I didn’t know what happened until it was over and his body fell off mine, glimmering with sweat and blushing with my blood while growing paler and paler at the same time. His eyes, emeralds again, stared up at the sky in search of my salvation and finding his end.

His blood trickled off my lips and fingers, coursed through my veins poisoning me and infesting me with his life force and memories. I felt as if I was going to implode from the pain.

Aurelien – the bringer of light – and the Taker of my soul stared up at the worn ceiling boards vacantly, his eyes finding nothing but an exit from eternity.

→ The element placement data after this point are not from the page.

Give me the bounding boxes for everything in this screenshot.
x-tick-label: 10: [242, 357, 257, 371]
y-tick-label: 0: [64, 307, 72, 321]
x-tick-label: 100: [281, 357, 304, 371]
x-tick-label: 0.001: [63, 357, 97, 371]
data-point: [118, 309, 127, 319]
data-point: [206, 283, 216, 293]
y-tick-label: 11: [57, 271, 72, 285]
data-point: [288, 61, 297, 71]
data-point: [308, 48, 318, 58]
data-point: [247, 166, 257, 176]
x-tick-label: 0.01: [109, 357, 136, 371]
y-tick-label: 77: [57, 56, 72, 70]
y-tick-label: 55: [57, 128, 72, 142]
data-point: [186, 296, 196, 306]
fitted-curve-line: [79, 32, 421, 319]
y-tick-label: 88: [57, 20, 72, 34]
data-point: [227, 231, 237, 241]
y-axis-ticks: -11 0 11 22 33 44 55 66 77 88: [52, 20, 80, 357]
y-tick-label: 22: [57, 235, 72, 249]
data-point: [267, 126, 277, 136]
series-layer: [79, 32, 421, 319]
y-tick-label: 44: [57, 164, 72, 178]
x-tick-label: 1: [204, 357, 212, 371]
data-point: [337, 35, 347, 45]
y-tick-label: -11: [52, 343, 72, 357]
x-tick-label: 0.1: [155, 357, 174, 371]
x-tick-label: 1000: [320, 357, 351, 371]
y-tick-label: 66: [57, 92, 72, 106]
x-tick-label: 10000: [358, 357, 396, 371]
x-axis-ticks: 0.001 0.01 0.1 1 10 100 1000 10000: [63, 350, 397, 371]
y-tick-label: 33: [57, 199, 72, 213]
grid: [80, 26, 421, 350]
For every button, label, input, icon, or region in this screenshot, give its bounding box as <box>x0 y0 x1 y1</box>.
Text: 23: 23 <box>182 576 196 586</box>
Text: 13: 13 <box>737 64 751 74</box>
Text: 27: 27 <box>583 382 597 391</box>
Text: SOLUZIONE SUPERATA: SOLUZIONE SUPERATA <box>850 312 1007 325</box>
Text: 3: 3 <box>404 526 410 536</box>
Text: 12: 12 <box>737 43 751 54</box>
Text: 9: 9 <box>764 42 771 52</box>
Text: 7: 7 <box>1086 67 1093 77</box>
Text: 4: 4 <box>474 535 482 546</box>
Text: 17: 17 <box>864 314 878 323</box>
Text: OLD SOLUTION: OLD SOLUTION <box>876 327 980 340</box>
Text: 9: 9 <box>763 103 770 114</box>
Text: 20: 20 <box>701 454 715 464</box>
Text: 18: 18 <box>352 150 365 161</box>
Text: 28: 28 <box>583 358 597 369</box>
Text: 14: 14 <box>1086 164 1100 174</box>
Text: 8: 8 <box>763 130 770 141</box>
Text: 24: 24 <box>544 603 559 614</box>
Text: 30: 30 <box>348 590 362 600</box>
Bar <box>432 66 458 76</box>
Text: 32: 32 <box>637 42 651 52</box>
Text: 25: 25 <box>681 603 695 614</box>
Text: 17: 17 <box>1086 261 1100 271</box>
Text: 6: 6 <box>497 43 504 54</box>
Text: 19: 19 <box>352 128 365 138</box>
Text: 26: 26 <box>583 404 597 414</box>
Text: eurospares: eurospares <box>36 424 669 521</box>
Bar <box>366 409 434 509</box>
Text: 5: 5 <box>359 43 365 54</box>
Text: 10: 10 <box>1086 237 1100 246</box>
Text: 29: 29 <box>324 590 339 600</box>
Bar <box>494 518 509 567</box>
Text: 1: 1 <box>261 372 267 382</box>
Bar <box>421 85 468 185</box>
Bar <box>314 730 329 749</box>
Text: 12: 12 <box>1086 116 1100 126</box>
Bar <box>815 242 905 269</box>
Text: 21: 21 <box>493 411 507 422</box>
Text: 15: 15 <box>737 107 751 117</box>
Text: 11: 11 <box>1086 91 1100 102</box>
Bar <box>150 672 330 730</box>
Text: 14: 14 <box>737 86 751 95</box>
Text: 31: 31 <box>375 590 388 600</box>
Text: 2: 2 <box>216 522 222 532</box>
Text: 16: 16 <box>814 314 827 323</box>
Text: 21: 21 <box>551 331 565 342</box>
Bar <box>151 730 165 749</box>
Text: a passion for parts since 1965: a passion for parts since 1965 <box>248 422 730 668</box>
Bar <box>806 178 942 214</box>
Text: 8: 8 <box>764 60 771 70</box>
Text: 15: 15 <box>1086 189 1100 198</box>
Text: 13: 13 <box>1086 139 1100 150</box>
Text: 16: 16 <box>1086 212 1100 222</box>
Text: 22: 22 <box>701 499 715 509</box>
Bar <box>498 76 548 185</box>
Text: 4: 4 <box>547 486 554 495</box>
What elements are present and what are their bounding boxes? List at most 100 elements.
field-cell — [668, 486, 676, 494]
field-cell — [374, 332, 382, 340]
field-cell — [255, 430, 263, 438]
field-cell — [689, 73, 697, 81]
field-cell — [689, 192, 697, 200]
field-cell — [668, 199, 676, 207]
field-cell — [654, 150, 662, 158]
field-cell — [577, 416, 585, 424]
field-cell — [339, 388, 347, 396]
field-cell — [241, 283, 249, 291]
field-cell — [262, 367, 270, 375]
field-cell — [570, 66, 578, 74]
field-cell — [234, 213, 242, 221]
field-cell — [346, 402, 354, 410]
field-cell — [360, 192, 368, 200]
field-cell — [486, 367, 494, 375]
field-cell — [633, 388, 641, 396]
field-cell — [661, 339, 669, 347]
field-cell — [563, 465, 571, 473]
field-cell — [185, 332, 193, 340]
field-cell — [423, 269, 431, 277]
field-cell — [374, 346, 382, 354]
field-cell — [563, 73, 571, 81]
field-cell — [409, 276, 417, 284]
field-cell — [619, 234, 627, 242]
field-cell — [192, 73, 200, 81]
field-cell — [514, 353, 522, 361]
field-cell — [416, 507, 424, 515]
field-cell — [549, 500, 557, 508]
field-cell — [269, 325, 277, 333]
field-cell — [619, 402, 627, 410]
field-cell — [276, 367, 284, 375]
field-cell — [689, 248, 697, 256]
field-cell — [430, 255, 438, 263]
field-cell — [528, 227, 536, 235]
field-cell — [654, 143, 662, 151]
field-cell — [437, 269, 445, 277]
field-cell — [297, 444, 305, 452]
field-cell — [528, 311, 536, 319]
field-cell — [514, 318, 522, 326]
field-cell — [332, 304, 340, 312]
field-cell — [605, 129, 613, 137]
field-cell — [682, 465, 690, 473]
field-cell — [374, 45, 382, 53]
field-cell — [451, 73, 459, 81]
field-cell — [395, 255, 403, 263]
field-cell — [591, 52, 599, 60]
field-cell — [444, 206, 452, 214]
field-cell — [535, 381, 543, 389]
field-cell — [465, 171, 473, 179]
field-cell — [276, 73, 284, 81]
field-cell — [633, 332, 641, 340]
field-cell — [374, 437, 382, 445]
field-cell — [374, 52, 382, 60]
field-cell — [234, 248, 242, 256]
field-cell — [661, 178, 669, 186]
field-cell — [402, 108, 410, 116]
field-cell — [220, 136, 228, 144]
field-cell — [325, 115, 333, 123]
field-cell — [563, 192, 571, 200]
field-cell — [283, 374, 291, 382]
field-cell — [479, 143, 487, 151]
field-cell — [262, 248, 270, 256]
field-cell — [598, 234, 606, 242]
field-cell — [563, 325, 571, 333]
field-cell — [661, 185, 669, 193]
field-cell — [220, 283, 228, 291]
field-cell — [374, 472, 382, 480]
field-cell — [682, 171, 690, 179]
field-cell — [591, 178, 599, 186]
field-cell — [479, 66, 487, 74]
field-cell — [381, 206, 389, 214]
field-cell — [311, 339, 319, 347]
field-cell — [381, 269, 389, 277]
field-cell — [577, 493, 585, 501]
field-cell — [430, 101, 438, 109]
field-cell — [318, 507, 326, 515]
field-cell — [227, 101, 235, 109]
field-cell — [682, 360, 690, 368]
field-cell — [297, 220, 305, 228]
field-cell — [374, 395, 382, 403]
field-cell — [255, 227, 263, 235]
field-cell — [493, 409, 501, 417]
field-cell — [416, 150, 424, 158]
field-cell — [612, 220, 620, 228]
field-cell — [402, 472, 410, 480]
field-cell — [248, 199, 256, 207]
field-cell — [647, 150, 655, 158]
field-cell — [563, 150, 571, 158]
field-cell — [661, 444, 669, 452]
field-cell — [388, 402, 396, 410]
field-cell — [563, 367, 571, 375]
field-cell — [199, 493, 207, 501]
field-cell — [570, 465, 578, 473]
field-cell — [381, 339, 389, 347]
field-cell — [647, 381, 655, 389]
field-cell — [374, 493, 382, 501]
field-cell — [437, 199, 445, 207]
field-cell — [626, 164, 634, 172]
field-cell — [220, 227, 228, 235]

I stood up from the moist dirt, my body smeared and flecked with dust, mud and blood and knelt before the cross, grabbing onto its wooden body and grabbing for the cold marble of the nailed ankles. I pulled it towards the sin-stained ground and watched it smash and shatter against his body.

I laid down next to the unholy mess to kiss the sunrise.

The naïve deity was staring me down with that empty gaze while my soul was being condemned to eternal damnation. Not a tear it shed for me, not a wince it produced as I cried for salvation, not a move.

The bitterness was replaced with foolish hope as the sunbeams inched our bodies on the unforgiving ground. And I dared to speak one last time:

If I die before I wake, pray the Lord my soul to take.
♠ ♠ ♠
Not in the Christmas spirit, but hopefully it will make a good present.